Friday, July 07, 2006

To the Cor-zine

I never thought I’d see the day when a state would close down all of its casinos for budgetary reasons (I know that casinos were closed down south because of Hurricane Katrina’s devastation – but that is obviously a different situation). I’m not sure how to react to this – I’m not a heavy gambler, so it doesn’t really affect me at all. But, I do know that casinos make a lot of money for state governments, and it is probably in their best interests to make sure they stay open.
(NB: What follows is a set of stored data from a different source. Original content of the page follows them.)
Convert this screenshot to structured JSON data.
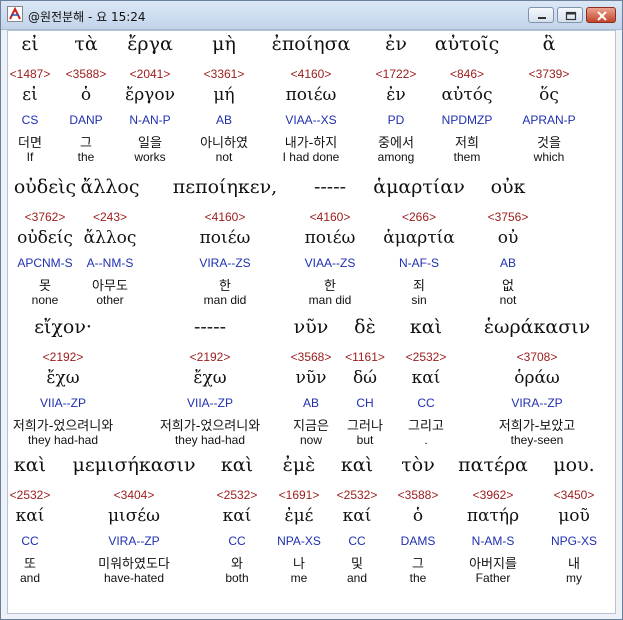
{
  "window": {
    "title": "@원전분해 - 요 15:24",
    "minimize_label": "",
    "maximize_label": "",
    "close_label": ""
  },
  "rows": [
    {
      "words": [
        {
          "greek": "εἰ",
          "num": "<1487>",
          "lemma": "εἰ",
          "parse": "CS",
          "korean": "더면",
          "english": "If"
        },
        {
          "greek": "τὰ",
          "num": "<3588>",
          "lemma": "ὁ",
          "parse": "DANP",
          "korean": "그",
          "english": "the"
        },
        {
          "greek": "ἔργα",
          "num": "<2041>",
          "lemma": "ἔργον",
          "parse": "N-AN-P",
          "korean": "일을",
          "english": "works"
        },
        {
          "greek": "μὴ",
          "num": "<3361>",
          "lemma": "μή",
          "parse": "AB",
          "korean": "아니하였",
          "english": "not"
        },
        {
          "greek": "ἐποίησα",
          "num": "<4160>",
          "lemma": "ποιέω",
          "parse": "VIAA--XS",
          "korean": "내가-하지",
          "english": "I had done"
        },
        {
          "greek": "ἐν",
          "num": "<1722>",
          "lemma": "ἐν",
          "parse": "PD",
          "korean": "중에서",
          "english": "among"
        },
        {
          "greek": "αὐτοῖς",
          "num": "<846>",
          "lemma": "αὐτός",
          "parse": "NPDMZP",
          "korean": "저희",
          "english": "them"
        },
        {
          "greek": "ἃ",
          "num": "<3739>",
          "lemma": "ὅς",
          "parse": "APRAN-P",
          "korean": "것을",
          "english": "which"
        }
      ]
    },
    {
      "words": [
        {
          "greek": "οὐδεὶς",
          "num": "<3762>",
          "lemma": "οὐδείς",
          "parse": "APCNM-S",
          "korean": "못",
          "english": "none"
        },
        {
          "greek": "ἄλλος",
          "num": "<243>",
          "lemma": "ἄλλος",
          "parse": "A--NM-S",
          "korean": "아무도",
          "english": "other"
        },
        {
          "greek": "πεποίηκεν,",
          "num": "<4160>",
          "lemma": "ποιέω",
          "parse": "VIRA--ZS",
          "korean": "한",
          "english": "man did"
        },
        {
          "greek": "-----",
          "num": "<4160>",
          "lemma": "ποιέω",
          "parse": "VIAA--ZS",
          "korean": "한",
          "english": "man did"
        },
        {
          "greek": "ἁμαρτίαν",
          "num": "<266>",
          "lemma": "ἁμαρτία",
          "parse": "N-AF-S",
          "korean": "죄",
          "english": "sin"
        },
        {
          "greek": "οὐκ",
          "num": "<3756>",
          "lemma": "οὐ",
          "parse": "AB",
          "korean": "없",
          "english": "not"
        }
      ]
    },
    {
      "words": [
        {
          "greek": "εἴχον·",
          "num": "<2192>",
          "lemma": "ἔχω",
          "parse": "VIIA--ZP",
          "korean": "저희가-었으려니와",
          "english": "they had-had"
        },
        {
          "greek": "-----",
          "num": "<2192>",
          "lemma": "ἔχω",
          "parse": "VIIA--ZP",
          "korean": "저희가-었으려니와",
          "english": "they had-had"
        },
        {
          "greek": "νῦν",
          "num": "<3568>",
          "lemma": "νῦν",
          "parse": "AB",
          "korean": "지금은",
          "english": "now"
        },
        {
          "greek": "δὲ",
          "num": "<1161>",
          "lemma": "δώ",
          "parse": "CH",
          "korean": "그러나",
          "english": "but"
        },
        {
          "greek": "καὶ",
          "num": "<2532>",
          "lemma": "καί",
          "parse": "CC",
          "korean": "그리고",
          "english": "."
        },
        {
          "greek": "ἑωράκασιν",
          "num": "<3708>",
          "lemma": "ὁράω",
          "parse": "VIRA--ZP",
          "korean": "저희가-보았고",
          "english": "they-seen"
        }
      ]
    },
    {
      "words": [
        {
          "greek": "καὶ",
          "num": "<2532>",
          "lemma": "καί",
          "parse": "CC",
          "korean": "또",
          "english": "and"
        },
        {
          "greek": "μεμισήκασιν",
          "num": "<3404>",
          "lemma": "μισέω",
          "parse": "VIRA--ZP",
          "korean": "미워하였도다",
          "english": "have-hated"
        },
        {
          "greek": "καὶ",
          "num": "<2532>",
          "lemma": "καί",
          "parse": "CC",
          "korean": "와",
          "english": "both"
        },
        {
          "greek": "ἐμὲ",
          "num": "<1691>",
          "lemma": "ἐμέ",
          "parse": "NPA-XS",
          "korean": "나",
          "english": "me"
        },
        {
          "greek": "καὶ",
          "num": "<2532>",
          "lemma": "καί",
          "parse": "CC",
          "korean": "및",
          "english": "and"
        },
        {
          "greek": "τὸν",
          "num": "<3588>",
          "lemma": "ὁ",
          "parse": "DAMS",
          "korean": "그",
          "english": "the"
        },
        {
          "greek": "πατέρα",
          "num": "<3962>",
          "lemma": "πατήρ",
          "parse": "N-AM-S",
          "korean": "아버지를",
          "english": "Father"
        },
        {
          "greek": "μου.",
          "num": "<3450>",
          "lemma": "μοῦ",
          "parse": "NPG-XS",
          "korean": "내",
          "english": "my"
        }
      ]
    }
  ],
  "colors": {
    "strongs": "#9b1b1b",
    "parse": "#1f2fb0",
    "text": "#111111"
  }
}
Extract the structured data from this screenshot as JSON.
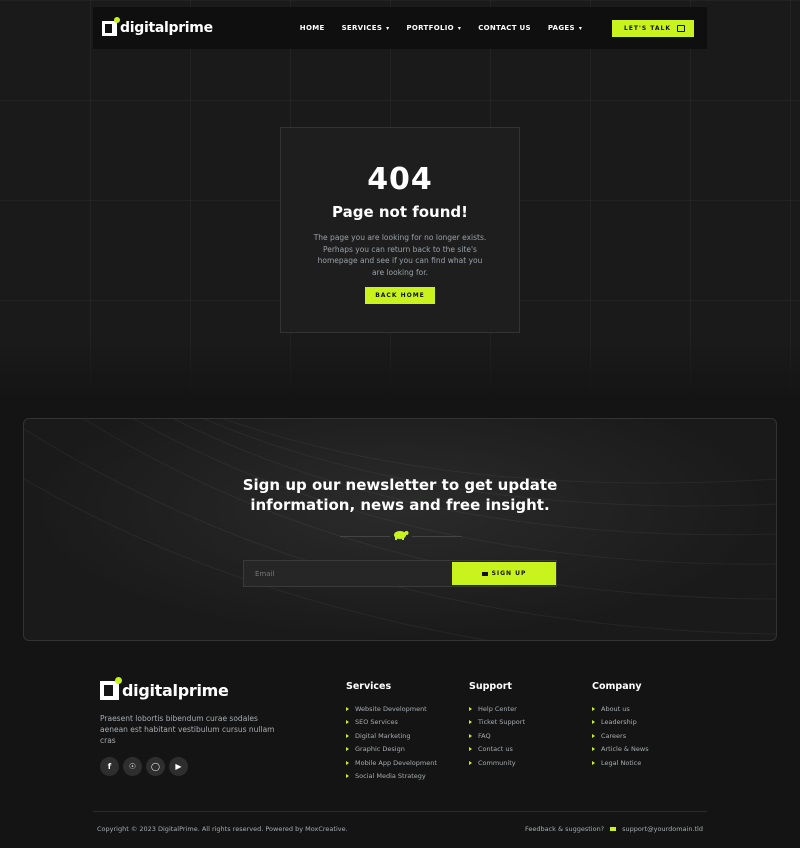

Corzine (the governor of New Jersey), basically decided that in order to balance the budget, he needed to be serious – and what better way than to hit the legislators where it counts … in the casinos. I must confess that I don’t know too much about this situation, other than Corzine was hell-bent on balancing the budget, lower property taxes, and that he wanted to raise the state sales tax 1% in order to do these things. I’m not a big fan of raising state sales taxes, since I work in New Jersey and sometimes buy things there.

One thing that I am impressed with is that Corzine went against his own political party with this one – Even if the person is doing the wrong thing, I get excited when a person in office goes against his/her political party (and the opposition), because in my mind, this means less partisan politics – the devil of all government.

The state of Pennsylvania is going to be getting some slot parlors in the next few years, and I’m eager to see how the city of Philadelphia wastes…er…spends the money that they get for this. John Street can’t get these casinos up quick enough so that he can pay for his and all of his family’s retirement. One thing is for sure, Street would never lockout the casinos if he was governor, because money is his middle name (and first name, and last name … although it is hyphenated with corruption).

4 comments:

The Rev said...

With slot parlors on the horizon in PA, the last thing Atlantic City needed was something like this to make them look bad.

They are already feeling the pinch from places like Foxwoods and Mohegan Sun taking away a lot of their business from the New York area. They will feel more of a pinch once the old ladies from Philly realize they don't have to sit on a bus to go to AC anymore for their slot jones. It will hurt AC's bottom line.

Los said...

Possibly. But, the casinos don't make much money on slot parlors - they make their money on the tables.

El Padrino said...

never fuck with a former CEO of a fortune 500 company...they will eat your children.

See Bloomberg as well.

The Rev said...

Perhaps they make more money on the tables. But I have to think that some of those people are lured over to AC for slot play at first, then go to the tables after they are bored with the slots. Maybe not a big number, but it's a piece of the business.